St. Michael’s teacher Nathan Cousineau, who has facilitated the program since September, has seen students quickly exceed the school’s previously-set reading goals.
“We’re seeing that their reading levels are advancing at a rate that is a little bit higher than what we expected,” he noted.
“We set goals for them back in September and October and by January, we had to double those goals because they already superseded them.
“And even the students who didn’t achieve the reading goal we had set for them in September are reaching it now,” Cousineau added.
“So there is a lot of good things coming from the program.”
The “Empower Reading” lessons are giving students the tools to identify which skill or reading strategy they need to apply when stuck on a certain word.
When students come across a word they’re unfamiliar with, they essentially have a “game plan” to resort back to.
The “game plan” includes strategies like rhyming the word, sounding it out, peeling off affixes or suffixes, and the vowel alert strategy.
“It’s reading strategies that everyone uses every day, but we’re taking the time to really point it out to what skills we need to develop and what we use,” Cousineau explained.
The program helps to break down the reading tools and strategies in a way that’s easier for the youngsters to understand, he added.
The reading group starts each day by posing the question: “How will reading benefit you?” And Cousineau said the answers the students give are becoming increasingly complex.
“I can tell these guys have high goals for themselves and I hope that ‘Empower Reading’ empowers them to reach those goals,” he remarked.
One of the key things Cousineau has noticed in the students who are a part of the program is an attitude shift.
“They look at reading now in a much more positive light,” he enthused.
Cousineau, meanwhile, is happy to be able to see students in the program improve so much in a short period of time.
He attributes a lot of the success to the design of “Empower Reading.”
The program was developed by “a cadre of special educators and psychologists who have been studying reading development and reading programs for the last 30 years.”
Cousineau works with a mentor from Sick Kids who helps him to facilitate the program here. Once a month, he and the mentor sit down and discuss how he can improve his delivery of it.
As well, the mentor sits in on an “Empower Reading” lesson through Skype once a month to provide Cousineau with feedback on his delivery of the program in the classroom.
“She’s working closely with me and observing our group, so we get first-hand advice from the people who are really the experts of this program,” he lauded.
“It’s a really great collaboration.”
Cousineau finds it very rewarding to be part of a program that’s directly benefitting his school’s Grade 2 and 3 students.

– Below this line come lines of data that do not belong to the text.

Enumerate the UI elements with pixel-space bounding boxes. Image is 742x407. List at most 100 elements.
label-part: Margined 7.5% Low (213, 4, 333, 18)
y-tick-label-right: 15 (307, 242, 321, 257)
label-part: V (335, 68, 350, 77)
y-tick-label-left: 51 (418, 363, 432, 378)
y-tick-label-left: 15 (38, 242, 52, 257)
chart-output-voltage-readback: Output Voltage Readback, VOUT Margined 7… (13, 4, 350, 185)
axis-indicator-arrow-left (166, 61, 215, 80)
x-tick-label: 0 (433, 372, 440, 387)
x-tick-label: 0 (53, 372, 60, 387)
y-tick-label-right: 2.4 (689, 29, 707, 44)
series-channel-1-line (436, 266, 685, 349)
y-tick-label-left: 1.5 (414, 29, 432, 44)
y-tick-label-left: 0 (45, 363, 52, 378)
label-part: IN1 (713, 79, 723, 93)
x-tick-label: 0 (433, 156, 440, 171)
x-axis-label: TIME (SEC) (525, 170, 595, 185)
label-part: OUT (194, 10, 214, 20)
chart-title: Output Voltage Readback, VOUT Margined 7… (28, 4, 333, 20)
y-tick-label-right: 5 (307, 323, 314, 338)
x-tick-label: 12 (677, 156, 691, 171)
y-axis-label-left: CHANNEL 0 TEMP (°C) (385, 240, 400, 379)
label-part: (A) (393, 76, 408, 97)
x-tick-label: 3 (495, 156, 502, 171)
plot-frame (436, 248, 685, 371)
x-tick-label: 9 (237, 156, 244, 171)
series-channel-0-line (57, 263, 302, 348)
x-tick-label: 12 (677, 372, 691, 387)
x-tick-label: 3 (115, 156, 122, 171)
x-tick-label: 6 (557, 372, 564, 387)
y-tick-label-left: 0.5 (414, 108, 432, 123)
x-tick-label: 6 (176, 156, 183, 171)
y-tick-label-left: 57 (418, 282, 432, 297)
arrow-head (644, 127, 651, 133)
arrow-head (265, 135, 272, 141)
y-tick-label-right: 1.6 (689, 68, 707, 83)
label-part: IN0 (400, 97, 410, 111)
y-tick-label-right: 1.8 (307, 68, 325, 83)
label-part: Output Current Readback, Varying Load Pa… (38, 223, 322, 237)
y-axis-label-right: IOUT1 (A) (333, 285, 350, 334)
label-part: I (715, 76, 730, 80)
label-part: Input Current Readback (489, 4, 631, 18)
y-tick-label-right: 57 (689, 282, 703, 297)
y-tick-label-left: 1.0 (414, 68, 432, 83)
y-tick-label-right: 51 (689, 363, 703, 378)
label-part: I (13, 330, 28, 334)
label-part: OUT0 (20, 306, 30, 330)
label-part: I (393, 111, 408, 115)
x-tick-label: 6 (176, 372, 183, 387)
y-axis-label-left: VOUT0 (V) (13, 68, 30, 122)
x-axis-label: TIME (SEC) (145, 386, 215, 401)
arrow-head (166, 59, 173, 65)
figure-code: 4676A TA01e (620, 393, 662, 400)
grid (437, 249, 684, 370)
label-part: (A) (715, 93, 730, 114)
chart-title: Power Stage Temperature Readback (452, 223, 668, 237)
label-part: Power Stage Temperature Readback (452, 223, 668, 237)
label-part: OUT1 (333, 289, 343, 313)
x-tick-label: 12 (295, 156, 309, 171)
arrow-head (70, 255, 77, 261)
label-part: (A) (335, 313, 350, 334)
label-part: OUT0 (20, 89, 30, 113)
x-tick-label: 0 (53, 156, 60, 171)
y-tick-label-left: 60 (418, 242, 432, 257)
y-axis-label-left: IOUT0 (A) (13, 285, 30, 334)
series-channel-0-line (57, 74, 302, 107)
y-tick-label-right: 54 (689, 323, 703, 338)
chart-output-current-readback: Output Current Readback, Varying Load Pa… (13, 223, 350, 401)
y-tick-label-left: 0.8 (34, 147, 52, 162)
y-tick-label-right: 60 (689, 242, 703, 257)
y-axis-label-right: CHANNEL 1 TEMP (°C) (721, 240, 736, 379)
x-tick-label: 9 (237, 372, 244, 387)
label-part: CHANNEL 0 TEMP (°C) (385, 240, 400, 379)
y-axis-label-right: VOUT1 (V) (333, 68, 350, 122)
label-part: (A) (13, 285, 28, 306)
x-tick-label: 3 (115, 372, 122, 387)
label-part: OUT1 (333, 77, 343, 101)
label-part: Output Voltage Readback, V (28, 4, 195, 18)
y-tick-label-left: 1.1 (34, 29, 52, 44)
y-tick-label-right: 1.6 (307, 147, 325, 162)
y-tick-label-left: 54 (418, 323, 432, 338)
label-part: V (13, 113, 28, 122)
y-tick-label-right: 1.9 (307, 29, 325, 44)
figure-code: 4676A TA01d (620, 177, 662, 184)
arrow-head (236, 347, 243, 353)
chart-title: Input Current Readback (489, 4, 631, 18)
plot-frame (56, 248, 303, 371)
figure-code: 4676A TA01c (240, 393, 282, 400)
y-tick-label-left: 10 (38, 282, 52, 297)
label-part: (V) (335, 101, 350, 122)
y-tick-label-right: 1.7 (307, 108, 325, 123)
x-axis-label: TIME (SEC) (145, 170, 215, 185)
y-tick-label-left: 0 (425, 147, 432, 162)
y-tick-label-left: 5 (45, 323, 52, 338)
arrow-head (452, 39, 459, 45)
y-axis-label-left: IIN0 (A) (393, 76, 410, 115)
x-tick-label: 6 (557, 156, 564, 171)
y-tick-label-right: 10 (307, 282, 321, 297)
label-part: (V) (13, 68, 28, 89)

“I think it’s a great program because it’s directly identifying the deficiencies that a lot of our readers have early on, and we’re able to build on those skills from day one,” he noted.
“It’s co-ordinated in such a way that the skills we use yesterday will be incorporated into the activity today, and the words that we learned today will be in the reading for tomorrow, so it’s always building on what the kids learn.”
Moving forward, Cousineau is going to set all the “Empower Reading” students up with a take-home journal for the summer that contains all the reading strategies they learned through the program.
And once the next school year rolls around, “We’re going to take off where we left off,” he said.
“I look forward to continuing on in the role as an ‘Empower Reading’ instructor and delivering the program to future students,” Cousineau enthused.